Manel Martínez

Personal information
- Full name: José Manuel Martínez Bel
- Date of birth: 25 March 1992 (age 33)
- Place of birth: Cabrera de Mar, Spain
- Height: 1.85 m (6 ft 1 in)
- Position: Forward

Team information
- Current team: Ibiza Islas Pitiusas
- Number: 19

Youth career
- 2000–2004: La Salle Premià
- 2004–2010: Damm
- 2010–2011: Cornellà

College career
- Years: Team / Apps / (Gls)
- 2012–2014: VCU Rams / 58 / (8)

Senior career*
- Years: Team / Apps / (Gls)
- 2011: Cornellà / 7 / (0)
- 2011–2012: Masnou / 27 / (4)
- 2012: Europa / 0 / (0)
- 2013: RVA / 3 / (2)
- 2015–2016: Sabadell B / 31 / (17)
- 2016: Sabadell / 18 / (4)
- 2016–2018: Peralada / 13 / (1)
- 2016–2017: → Llagostera (loan) / 36 / (14)
- 2017–2018: → Lorca (loan) / 9 / (0)
- 2018–2019: Murcia / 34 / (6)
- 2019–2020: Marbella / 31 / (10)
- 2020–2022: Atlético Baleares / 50 / (11)
- 2022: Surkhon Termez / 5 / (0)
- 2023: Racing Ferrol / 17 / (1)
- 2023–2024: Sabadell / 26 / (4)
- 2024–2025: San Fernando / 23 / (5)
- 2025–: Ibiza Islas Pitiusas / 4 / (1)

= Manel Martínez =

Spanish footballer

José Manuel "Manel" Martínez Bel (born 25 March 1992) is a Spanish footballer who plays as a forward for Segunda Federación club Ibiza Islas Pitiusas.

==Club career==
Born in Cabrera de Mar, Barcelona, Catalonia, Manel finished his formation with UE Cornellà. He made his senior debut for the club in 2011, and subsequently moved to CD Masnou.

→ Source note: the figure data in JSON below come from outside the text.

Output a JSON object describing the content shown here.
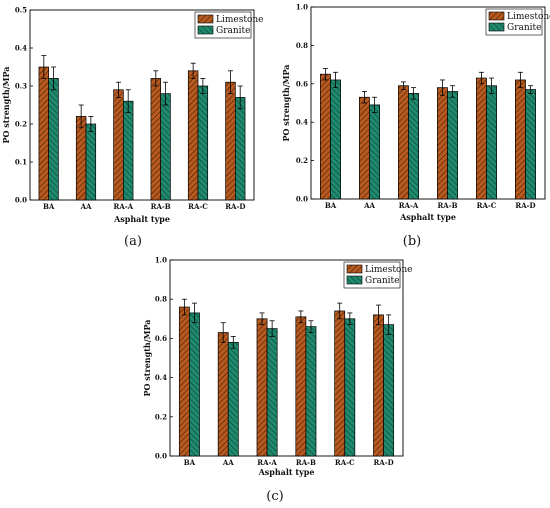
{
  "chart_data": [
    {
      "type": "bar",
      "panel_label": "(a)",
      "categories": [
        "BA",
        "AA",
        "RA-A",
        "RA-B",
        "RA-C",
        "RA-D"
      ],
      "series": [
        {
          "name": "Limestone",
          "color": "#b85a1f",
          "values": [
            0.35,
            0.22,
            0.29,
            0.32,
            0.34,
            0.31
          ],
          "errors": [
            0.03,
            0.03,
            0.02,
            0.02,
            0.02,
            0.03
          ]
        },
        {
          "name": "Granite",
          "color": "#1f8a6e",
          "values": [
            0.32,
            0.2,
            0.26,
            0.28,
            0.3,
            0.27
          ],
          "errors": [
            0.03,
            0.02,
            0.03,
            0.03,
            0.02,
            0.03
          ]
        }
      ],
      "xlabel": "Asphalt type",
      "ylabel": "PO strength/MPa",
      "ylim": [
        0.0,
        0.5
      ],
      "yticks": [
        "0.0",
        "0.1",
        "0.2",
        "0.3",
        "0.4",
        "0.5"
      ],
      "legend_position": "top-right",
      "grid": false
    },
    {
      "type": "bar",
      "panel_label": "(b)",
      "categories": [
        "BA",
        "AA",
        "RA-A",
        "RA-B",
        "RA-C",
        "RA-D"
      ],
      "series": [
        {
          "name": "Limestone",
          "color": "#b85a1f",
          "values": [
            0.65,
            0.53,
            0.59,
            0.58,
            0.63,
            0.62
          ],
          "errors": [
            0.03,
            0.03,
            0.02,
            0.04,
            0.03,
            0.04
          ]
        },
        {
          "name": "Granite",
          "color": "#1f8a6e",
          "values": [
            0.62,
            0.49,
            0.55,
            0.56,
            0.59,
            0.57
          ],
          "errors": [
            0.04,
            0.04,
            0.03,
            0.03,
            0.04,
            0.02
          ]
        }
      ],
      "xlabel": "Asphalt type",
      "ylabel": "PO strength/MPa",
      "ylim": [
        0.0,
        1.0
      ],
      "yticks": [
        "0.0",
        "0.2",
        "0.4",
        "0.6",
        "0.8",
        "1.0"
      ],
      "legend_position": "top-right",
      "grid": false
    },
    {
      "type": "bar",
      "panel_label": "(c)",
      "categories": [
        "BA",
        "AA",
        "RA-A",
        "RA-B",
        "RA-C",
        "RA-D"
      ],
      "series": [
        {
          "name": "Limestone",
          "color": "#b85a1f",
          "values": [
            0.76,
            0.63,
            0.7,
            0.71,
            0.74,
            0.72
          ],
          "errors": [
            0.04,
            0.05,
            0.03,
            0.03,
            0.04,
            0.05
          ]
        },
        {
          "name": "Granite",
          "color": "#1f8a6e",
          "values": [
            0.73,
            0.58,
            0.65,
            0.66,
            0.7,
            0.67
          ],
          "errors": [
            0.05,
            0.03,
            0.04,
            0.03,
            0.03,
            0.05
          ]
        }
      ],
      "xlabel": "Asphalt type",
      "ylabel": "PO strength/MPa",
      "ylim": [
        0.0,
        1.0
      ],
      "yticks": [
        "0.0",
        "0.2",
        "0.4",
        "0.6",
        "0.8",
        "1.0"
      ],
      "legend_position": "top-right",
      "grid": false
    }
  ]
}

In 2012, after a short period at CE Europa, Manel moved abroad for the first time in his career, joining Virginia Commonwealth University's team VCU Rams while studying. On 17 June 2013, he signed for National Premier Soccer League club RVA FC, being crowned champions with the side.

In January 2015 Manel returned to his homeland, signing for CE Sabadell FC B still in the fourth division. He renewed his contract until 2017 on 16 June, and after scoring 13 goals in only 18 matches, was promoted to the main squad on 31 December; he also extended his contract for a further season.

On 22 July 2016 Manel joined Segunda División side Girona FC, but was loaned to UE Llagostera in the third tier on 18 August, for one year. After scoring 14 goals for the latter he joined Lorca FC on loan the following 15 May, and helped the club in the play-offs as it achieved promotion to the second division for the first time ever.

Manel made his professional debut on 18 August 2017, starting in a 2–0 home win against Cultural y Deportiva Leonesa. The following 11 January he cut ties with the club, returning to Girona and being immediately assigned to the reserves in the third division.

On 17 July 2018, Manel signed for Real Murcia still in the third tier. In the following season, Manel joined Marbella FC.

==Personal life==
Manel is the son of former FC Barcelona defender Manolo.